Beirut, a city that has seen more boom than a fireworks factory manned by Wagner Group rejects, is once again the stage for the world’s most cynical theatre. I am Biff Thistlethwaite, gin flask in hand, reporting from the edge of a very expensive, very useless armistice. The Americans, bless their sort-of-innocent hearts, have crafted a ceasefire so flimsy it would collapse under the weight of a feather, let alone an Israeli missile. And now, six Lebanese souls are cooling in the morgue, a direct result of what our American cousins optimistically call a ‘faltering extension’. Faltering? It’s not faltering. It’s doing the dying swan in the middle of a minefield.
But let’s talk about the real victims here: British peacekeepers. Yes, your boys and girls in blue helmets, sent to babysit a conflict that predates their grandmothers’ first cigarette. They are currently ‘at risk’, which is diplomatic-speak for ‘their arses are hanging out in the wind while politicians argue over commas in a UN resolution’. I imagine them there, sipping lukewarm tea from a thermos, wondering if the next bang is a car backfiring or a 500-pound bomb. Splendid.

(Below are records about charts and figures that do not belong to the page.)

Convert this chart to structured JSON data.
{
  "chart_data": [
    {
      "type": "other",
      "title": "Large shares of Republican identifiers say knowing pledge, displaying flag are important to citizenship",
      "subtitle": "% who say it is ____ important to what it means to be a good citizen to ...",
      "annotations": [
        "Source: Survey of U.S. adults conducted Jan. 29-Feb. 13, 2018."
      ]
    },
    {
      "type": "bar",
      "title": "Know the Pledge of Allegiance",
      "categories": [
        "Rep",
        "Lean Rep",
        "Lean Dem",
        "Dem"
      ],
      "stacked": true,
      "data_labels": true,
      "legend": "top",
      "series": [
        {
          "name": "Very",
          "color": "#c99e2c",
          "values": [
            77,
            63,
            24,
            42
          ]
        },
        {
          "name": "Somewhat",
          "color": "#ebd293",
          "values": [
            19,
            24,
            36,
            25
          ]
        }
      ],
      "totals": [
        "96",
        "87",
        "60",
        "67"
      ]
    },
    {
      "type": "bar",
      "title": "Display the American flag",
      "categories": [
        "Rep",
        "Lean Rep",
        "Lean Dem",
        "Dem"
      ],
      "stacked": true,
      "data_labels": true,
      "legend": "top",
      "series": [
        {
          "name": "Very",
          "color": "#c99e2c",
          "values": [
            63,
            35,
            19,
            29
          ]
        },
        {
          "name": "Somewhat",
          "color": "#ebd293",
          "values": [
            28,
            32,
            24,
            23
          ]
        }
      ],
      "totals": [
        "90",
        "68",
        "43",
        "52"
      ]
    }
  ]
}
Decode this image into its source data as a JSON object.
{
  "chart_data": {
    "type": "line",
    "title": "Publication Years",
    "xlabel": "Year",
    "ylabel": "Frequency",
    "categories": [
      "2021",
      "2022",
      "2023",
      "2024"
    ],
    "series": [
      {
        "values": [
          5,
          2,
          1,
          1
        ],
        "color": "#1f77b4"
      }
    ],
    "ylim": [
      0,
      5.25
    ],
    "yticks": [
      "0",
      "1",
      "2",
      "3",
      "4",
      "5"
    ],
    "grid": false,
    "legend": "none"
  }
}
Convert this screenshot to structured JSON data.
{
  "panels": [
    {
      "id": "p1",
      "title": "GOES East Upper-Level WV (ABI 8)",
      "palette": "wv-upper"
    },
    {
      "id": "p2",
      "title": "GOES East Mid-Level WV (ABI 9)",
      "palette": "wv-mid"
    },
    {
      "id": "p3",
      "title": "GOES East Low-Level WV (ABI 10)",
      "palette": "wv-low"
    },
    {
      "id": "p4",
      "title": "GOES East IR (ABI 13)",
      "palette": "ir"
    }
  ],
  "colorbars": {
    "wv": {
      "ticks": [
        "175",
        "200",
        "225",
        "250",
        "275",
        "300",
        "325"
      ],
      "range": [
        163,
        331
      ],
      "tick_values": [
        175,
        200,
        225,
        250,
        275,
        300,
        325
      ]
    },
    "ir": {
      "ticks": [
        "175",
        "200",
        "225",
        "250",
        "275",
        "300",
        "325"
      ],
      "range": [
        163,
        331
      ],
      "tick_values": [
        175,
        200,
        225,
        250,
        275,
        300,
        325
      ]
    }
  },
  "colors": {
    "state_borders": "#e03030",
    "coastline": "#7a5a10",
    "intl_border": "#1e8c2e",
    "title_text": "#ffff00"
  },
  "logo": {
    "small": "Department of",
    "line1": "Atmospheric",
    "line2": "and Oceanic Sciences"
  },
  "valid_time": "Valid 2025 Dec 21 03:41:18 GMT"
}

The Israeli strike, if we are to believe the Lebanese ministry, was ‘an act of aggression’. The Israeli ministry, in a rare moment of candour, called it ‘a targeted precision strike against a Hezbollah weapons cache’. Hezbollah, meanwhile, is doing what Hezbollah does best: sending out press releases in between smuggling Iranian rockets in crates marked ‘Humanitarian Aid’. The whole affair is a glorious, bloody mess.
And where is the great arbiter of peace, the United States? Anthony Blinken is probably on a plane, phone pressed to ear, saying things like ‘we are deeply concerned’ and ‘we urge restraint’. Restraint, for the record, is what you show when you resist eating the last Hobnob. Not what you show when you have the ability to glass an entire city block.
But I digress. The ‘ceasefire extension’ was supposedly going to give room for diplomacy. Diplomacy, in this context, means a bunch of men in suits flying to Geneva to talk about talking about peace while the body count rises. It is the most expensive game of Othello ever played.
So what will happen next? The usual. Britain will ‘warn’ both sides. The UN will ‘condemn’. The peacekeepers will ‘monitor’. And the dead will be buried. Then, in about three weeks, there will be another ‘urgent breaking report’ about another ceasefire failing. And I will be here, glass in hand, ready to chronicle the farce.
For now, I raise my gin to the peacekeepers. May your flak jackets be strong, your tea hot, and your escape routes clear. As for the politicians? I’d say they can go hang, but the nooses are probably tied in diplomatic knots.